A solução transacional encontrada foi aumentar ao máximo a gravidade do delito das
bruxas e torná-lo superior até mesmo ao pecado original, com o qual, por qualquer das duas
vias, se habilitava a combustão, recurso que quatrocentos anos depois os penalistas do
nazismo voltariam a usar.
Wier propôs uma variante consistente na qual as bruxas eram retiradas do campo dos
juristas e dos inquisidores e deixadas nas mãos dos médicos, de modo que estes pudessem
colocá-las nos manicômios, que eram, em sua época, asilos infectos piores que as prisões,
onde não sobreviveriam por muito tempo. Desse modo, não se penalizava formalmente as
mulheres, mas as privava materialmente de liberdade até sua morte ou pouco menos, se bem
que suponhamos que as mulheres de classe alta poderiam ser atendidas a domicílio.

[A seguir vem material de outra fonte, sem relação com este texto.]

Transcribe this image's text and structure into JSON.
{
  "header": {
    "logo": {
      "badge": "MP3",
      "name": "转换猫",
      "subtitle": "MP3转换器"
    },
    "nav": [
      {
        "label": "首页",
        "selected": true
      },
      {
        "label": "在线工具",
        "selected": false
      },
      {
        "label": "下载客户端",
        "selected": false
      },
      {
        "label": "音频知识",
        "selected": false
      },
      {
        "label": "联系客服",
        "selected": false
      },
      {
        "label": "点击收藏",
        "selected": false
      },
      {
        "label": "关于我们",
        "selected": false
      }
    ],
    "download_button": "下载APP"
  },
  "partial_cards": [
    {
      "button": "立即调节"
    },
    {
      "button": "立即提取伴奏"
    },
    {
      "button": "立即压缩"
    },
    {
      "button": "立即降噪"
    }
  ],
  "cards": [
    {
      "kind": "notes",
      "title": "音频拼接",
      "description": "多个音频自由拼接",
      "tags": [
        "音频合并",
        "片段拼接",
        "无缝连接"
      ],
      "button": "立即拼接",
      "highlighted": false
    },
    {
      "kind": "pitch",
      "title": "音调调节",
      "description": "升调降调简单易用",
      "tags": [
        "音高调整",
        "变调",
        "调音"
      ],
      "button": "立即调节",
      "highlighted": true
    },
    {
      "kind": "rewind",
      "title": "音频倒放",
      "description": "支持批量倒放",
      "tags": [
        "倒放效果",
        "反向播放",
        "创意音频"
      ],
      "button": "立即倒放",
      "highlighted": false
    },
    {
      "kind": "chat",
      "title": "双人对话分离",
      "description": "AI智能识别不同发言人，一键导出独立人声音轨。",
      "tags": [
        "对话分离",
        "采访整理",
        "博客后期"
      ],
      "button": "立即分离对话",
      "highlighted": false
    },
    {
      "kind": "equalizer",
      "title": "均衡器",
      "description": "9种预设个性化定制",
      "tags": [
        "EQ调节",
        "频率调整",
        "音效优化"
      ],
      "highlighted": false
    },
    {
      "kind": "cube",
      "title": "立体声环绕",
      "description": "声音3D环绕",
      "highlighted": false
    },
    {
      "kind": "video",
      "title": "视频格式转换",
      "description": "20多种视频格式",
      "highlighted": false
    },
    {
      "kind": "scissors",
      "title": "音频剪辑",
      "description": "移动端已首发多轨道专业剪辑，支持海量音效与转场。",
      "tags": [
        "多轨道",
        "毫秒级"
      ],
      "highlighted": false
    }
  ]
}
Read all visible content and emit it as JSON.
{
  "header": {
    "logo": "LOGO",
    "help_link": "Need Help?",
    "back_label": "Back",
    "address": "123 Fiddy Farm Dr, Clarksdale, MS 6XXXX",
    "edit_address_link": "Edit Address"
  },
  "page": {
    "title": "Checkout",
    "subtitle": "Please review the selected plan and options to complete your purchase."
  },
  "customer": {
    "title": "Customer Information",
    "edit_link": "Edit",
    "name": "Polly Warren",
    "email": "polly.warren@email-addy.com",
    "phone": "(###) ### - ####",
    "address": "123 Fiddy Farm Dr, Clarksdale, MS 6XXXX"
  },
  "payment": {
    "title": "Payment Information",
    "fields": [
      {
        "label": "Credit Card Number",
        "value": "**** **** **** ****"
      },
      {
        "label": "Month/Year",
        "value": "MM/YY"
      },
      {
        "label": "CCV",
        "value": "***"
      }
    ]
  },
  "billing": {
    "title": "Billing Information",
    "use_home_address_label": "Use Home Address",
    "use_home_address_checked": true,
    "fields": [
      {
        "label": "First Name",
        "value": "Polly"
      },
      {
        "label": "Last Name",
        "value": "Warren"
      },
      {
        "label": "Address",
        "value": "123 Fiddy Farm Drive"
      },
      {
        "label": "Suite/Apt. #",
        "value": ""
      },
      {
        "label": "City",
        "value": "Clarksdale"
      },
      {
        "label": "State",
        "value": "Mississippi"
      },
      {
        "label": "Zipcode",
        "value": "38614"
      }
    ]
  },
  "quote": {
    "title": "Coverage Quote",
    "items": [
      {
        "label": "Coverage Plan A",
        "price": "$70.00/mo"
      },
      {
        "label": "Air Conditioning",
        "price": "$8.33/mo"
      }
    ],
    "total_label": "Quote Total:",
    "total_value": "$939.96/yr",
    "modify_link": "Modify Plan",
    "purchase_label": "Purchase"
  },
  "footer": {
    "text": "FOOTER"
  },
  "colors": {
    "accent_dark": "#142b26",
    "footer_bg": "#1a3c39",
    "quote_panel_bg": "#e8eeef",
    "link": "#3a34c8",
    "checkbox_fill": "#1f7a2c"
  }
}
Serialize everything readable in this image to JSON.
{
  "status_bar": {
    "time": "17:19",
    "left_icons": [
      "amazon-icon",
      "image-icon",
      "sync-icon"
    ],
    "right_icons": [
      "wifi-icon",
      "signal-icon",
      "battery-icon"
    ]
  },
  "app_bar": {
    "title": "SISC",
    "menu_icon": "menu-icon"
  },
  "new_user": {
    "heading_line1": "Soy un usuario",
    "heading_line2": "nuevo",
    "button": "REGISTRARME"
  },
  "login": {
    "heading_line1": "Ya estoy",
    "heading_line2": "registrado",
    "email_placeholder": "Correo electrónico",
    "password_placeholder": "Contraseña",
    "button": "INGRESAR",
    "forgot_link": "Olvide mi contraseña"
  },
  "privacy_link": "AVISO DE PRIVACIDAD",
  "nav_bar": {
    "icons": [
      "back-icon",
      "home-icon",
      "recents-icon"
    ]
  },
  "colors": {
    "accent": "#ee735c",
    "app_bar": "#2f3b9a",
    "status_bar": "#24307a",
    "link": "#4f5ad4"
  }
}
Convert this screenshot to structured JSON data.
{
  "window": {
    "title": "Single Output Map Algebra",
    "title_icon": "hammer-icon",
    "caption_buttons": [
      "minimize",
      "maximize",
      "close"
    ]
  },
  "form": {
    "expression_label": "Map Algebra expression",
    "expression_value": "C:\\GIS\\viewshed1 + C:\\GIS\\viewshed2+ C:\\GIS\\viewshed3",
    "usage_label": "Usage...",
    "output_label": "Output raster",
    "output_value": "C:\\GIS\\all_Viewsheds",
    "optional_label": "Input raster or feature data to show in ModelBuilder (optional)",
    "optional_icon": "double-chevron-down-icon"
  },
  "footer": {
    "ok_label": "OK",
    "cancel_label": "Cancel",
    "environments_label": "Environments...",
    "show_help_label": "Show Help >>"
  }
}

É interessante observar que até hoje no direito penal se discute se a pena é determinada
pela culpabilidade ou pela periculosidade, conquanto se dissimule a terminologia tratando
de combinar remendos contraditórios. Nessas combinações do não acumulável, o mais
frequente na legislação comparada é que se prevê fixar a pena segundo a culpabilidade, mas
os perigosos ou inimigos são deixados à mercê das medidas administrativas de segurança.
Desse modo, verificamos que não estamos falando de história no sentido mais usual do
termo, e sim do presente, ou seja, confirmamos, uma vez mais, que a Idade Média não
terminou.
De qualquer maneira, essa primeira tentativa de manipular o poder punitivo por parte
dos médicos não se fez graças à Igreja, nem tampouco aos reis e príncipes. O jesuíta Martín
do Río – belga como Wier, mas filho de pai espanhol – afirmou que Wier não só era um
herege, porque negava que as bruxas voassem, mas também um mago. Por conseguinte, se
Wier houvesse caído nas mãos católicas teria sido permitido que eles celebrassem um assado
a mais.
Todavia, como a queima de mulheres já não se praticava tanto por iniciativa da Igreja, e
sim pela dos juízes dos reis, a proposta de Wier alarmou os teóricos que estavam lançando
as bases do conceito de soberania, porque ele queria arrebatar um poder que estava
passando rapidamente para seus soberanos. Wier não só se havia imiscuído com o poder do
Papa, como também com o dos soberanos: tudo bem que o disputassem entre eles, mas não
que alguém pretendesse retirá-lo de ambos e deixar de queimar as mulheres para enfiá-las
em asilos.
Os dois teóricos mais fortes do conceito emergente de soberania, hoje tão
descaracterizado, foram, no século XVI, o inglês Thomas Hobbes e o francês Jean Bodin (ou
Bodino). Este último publicou um livro em resposta a Wier em 1580: De la démonomanie des
sorciers. De l’inquisition des sorciers. Bodin se dava conta de que a manipulação médica não
se limitava às bruxas, mas que ameaçava ir muito mais longe e, portanto, discorria que, com
o mesmo critério, todos os criminosos deveriam ser psiquiatrizados.
Porém, não foi somente Bodin quem percebeu a gravidade da ameaça médica ao poder
dos soberanos. O próprio filho de Maria Stuart, o rei Jaime I da Inglaterra e VI da Escócia –
perseguidor um tanto desanimado de católicos e puritanos, nos momentos de ócio que a
atenção de seus favoritos lhe permitia, uma vez que a rainha lhe dispensava muito pouca –
escreveu uma Demonologia em resposta a Wier.